Frazier studied at the City College of New York, the University of Hartford, and the School of the Museum of Fine Arts.

Frazier is a past director of education at the Museum of African American History, Boston/Nantucket and the artist in residence for the city of Boston. As the Art Commissioner for the Commonwealth of Massachusetts, she is part of the Massachusetts Senate Art Committee. She is also the Executive Director of Creative and Strategic Partnerships at SPOKE Art. Her work was included in the 2020 exhibition We Are the Story presented by the Textile Center and the Women of Color Quilters Network in Minneapolis, Minnesota, as well as the 2021 exhibition Freedom Rising: I Am the Story at the Minneapolis Institute of Art.

She has taught at Pine Manor College, Wesleyan University, Bunker Hill Community College and MIT.

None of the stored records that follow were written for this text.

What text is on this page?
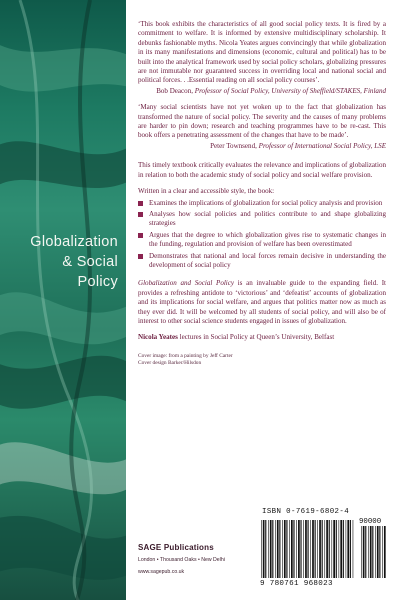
Globalization
& Social
Policy

‘This book exhibits the characteristics of all good social policy texts. It is fired by a commitment to welfare. It is informed by extensive multidisciplinary scholarship. It debunks fashionable myths. Nicola Yeates argues convincingly that while globalization in its many manifestations and dimensions (economic, cultural and political) has to be built into the analytical framework used by social policy scholars, globalizing pressures are not immutable nor guaranteed success in overriding local and national social and political forces. . .Essential reading on all social policy courses’.

Bob Deacon, Professor of Social Policy, University of Sheffield/STAKES, Finland

‘Many social scientists have not yet woken up to the fact that globalization has transformed the nature of social policy. The severity and the causes of many problems are harder to pin down; research and teaching programmes have to be re-cast. This book offers a penetrating assessment of the changes that have to be made’.

Peter Townsend, Professor of International Social Policy, LSE

This timely textbook critically evaluates the relevance and implications of globalization in relation to both the academic study of social policy and social welfare provision.

Written in a clear and accessible style, the book:

Examines the implications of globalization for social policy analysis and provision
Analyses how social policies and politics contribute to and shape globalizing strategies
Argues that the degree to which globalization gives rise to systematic changes in the funding, regulation and provision of welfare has been overestimated
Demonstrates that national and local forces remain decisive in understanding the development of social policy

Globalization and Social Policy is an invaluable guide to the expanding field. It provides a refreshing antidote to ‘victorious’ and ‘defeatist’ accounts of globalization and its implications for social welfare, and argues that politics matter now as much as they ever did. It will be welcomed by all students of social policy, and will also be of interest to other social science students engaged in issues of globalization.

Nicola Yeates lectures in Social Policy at Queen’s University, Belfast

Cover image: from a painting by Jeff Carter

Cover design Barker/Hilsdon

SAGE Publications
London • Thousand Oaks • New Delhi
www.sagepub.co.uk
ISBN 0-7619-6802-4
90000
9 780761 968023
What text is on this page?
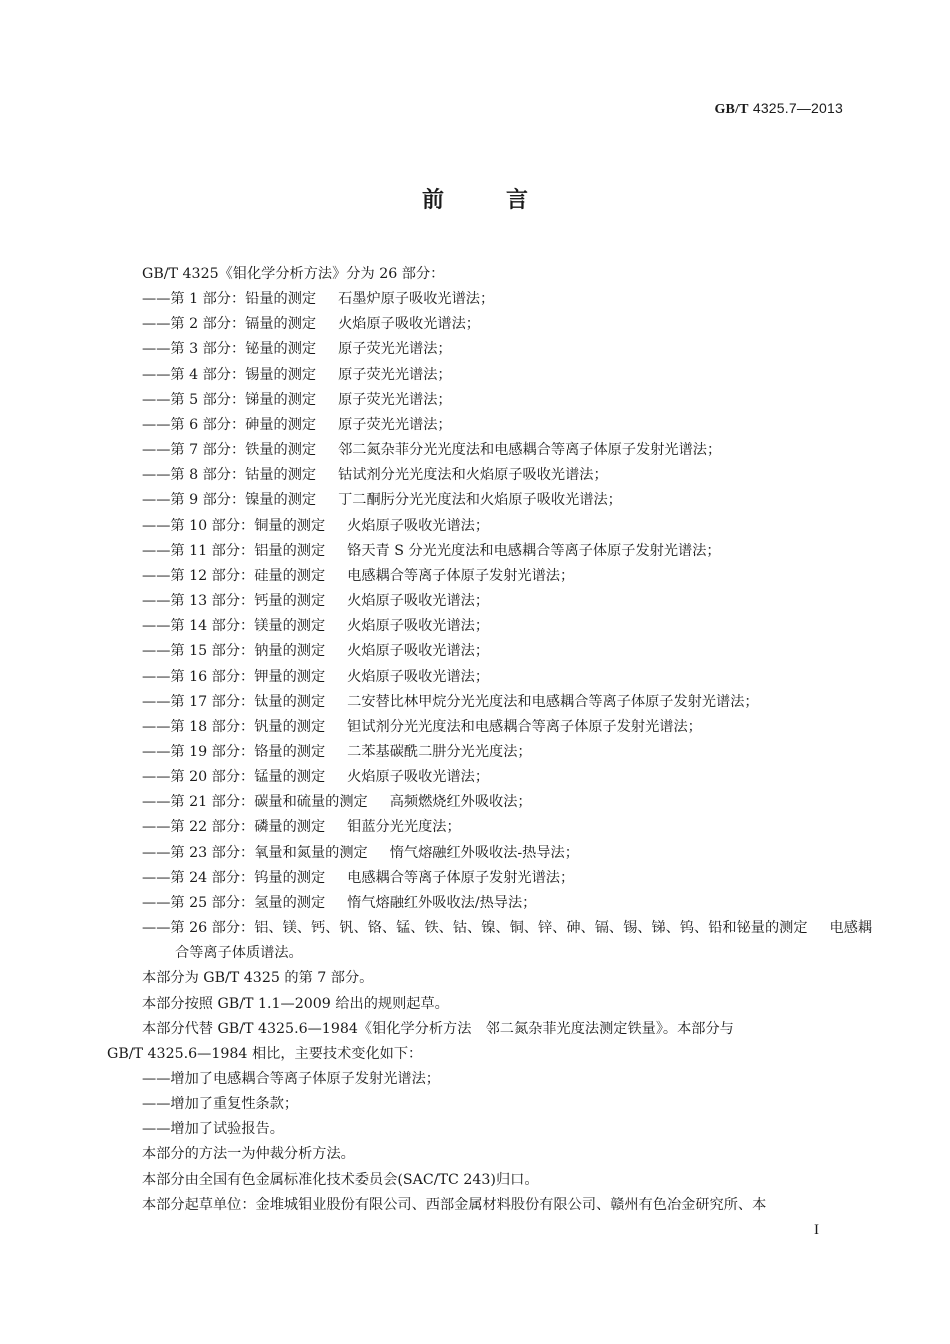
GB/T 4325.7—2013
前言
GB/T 4325《钼化学分析方法》分为 26 部分：
——第 1 部分：铅量的测定 石墨炉原子吸收光谱法；
——第 2 部分：镉量的测定 火焰原子吸收光谱法；
——第 3 部分：铋量的测定 原子荧光光谱法；
——第 4 部分：锡量的测定 原子荧光光谱法；
——第 5 部分：锑量的测定 原子荧光光谱法；
——第 6 部分：砷量的测定 原子荧光光谱法；
——第 7 部分：铁量的测定 邻二氮杂菲分光光度法和电感耦合等离子体原子发射光谱法；
——第 8 部分：钴量的测定 钴试剂分光光度法和火焰原子吸收光谱法；
——第 9 部分：镍量的测定 丁二酮肟分光光度法和火焰原子吸收光谱法；
——第 10 部分：铜量的测定 火焰原子吸收光谱法；
——第 11 部分：铝量的测定 铬天青 S 分光光度法和电感耦合等离子体原子发射光谱法；
——第 12 部分：硅量的测定 电感耦合等离子体原子发射光谱法；
——第 13 部分：钙量的测定 火焰原子吸收光谱法；
——第 14 部分：镁量的测定 火焰原子吸收光谱法；
——第 15 部分：钠量的测定 火焰原子吸收光谱法；
——第 16 部分：钾量的测定 火焰原子吸收光谱法；
——第 17 部分：钛量的测定 二安替比林甲烷分光光度法和电感耦合等离子体原子发射光谱法；
——第 18 部分：钒量的测定 钽试剂分光光度法和电感耦合等离子体原子发射光谱法；
——第 19 部分：铬量的测定 二苯基碳酰二肼分光光度法；
——第 20 部分：锰量的测定 火焰原子吸收光谱法；
——第 21 部分：碳量和硫量的测定 高频燃烧红外吸收法；
——第 22 部分：磷量的测定 钼蓝分光光度法；
——第 23 部分：氧量和氮量的测定 惰气熔融红外吸收法-热导法；
——第 24 部分：钨量的测定 电感耦合等离子体原子发射光谱法；
——第 25 部分：氢量的测定 惰气熔融红外吸收法/热导法；
——第 26 部分：铝、镁、钙、钒、铬、锰、铁、钴、镍、铜、锌、砷、镉、锡、锑、钨、铅和铋量的测定 电感耦
合等离子体质谱法。
本部分为 GB/T 4325 的第 7 部分。
本部分按照 GB/T 1.1—2009 给出的规则起草。
本部分代替 GB/T 4325.6—1984《钼化学分析方法　邻二氮杂菲光度法测定铁量》。本部分与
GB/T 4325.6—1984 相比，主要技术变化如下：
——增加了电感耦合等离子体原子发射光谱法；
——增加了重复性条款；
——增加了试验报告。
本部分的方法一为仲裁分析方法。
本部分由全国有色金属标准化技术委员会(SAC/TC 243)归口。
本部分起草单位：金堆城钼业股份有限公司、西部金属材料股份有限公司、赣州有色冶金研究所、本
I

Frazier was the 2024 artist-in-residence at the Mississippi Museum of Art. The same year her work was included in the exhibition Subversive, Skilled, Sublime: Fiber Art by Women at the Renwick Gallery.

In 2025 her work was included in We Gather at the Edge: Contemporary Quilts by Black Women Artists at the Renwick.

In March 2025, she was awarded one of the inaugural Wagner Foundation's 2025 Arts Fellowships along with Wen-ti Tsen and Daniela Rivera; the award supports Boston-area artists that inspire social change.

Frazier's quilts are in the collection of the Minneapolis Institute of Art and Smithsonian American Art Museum.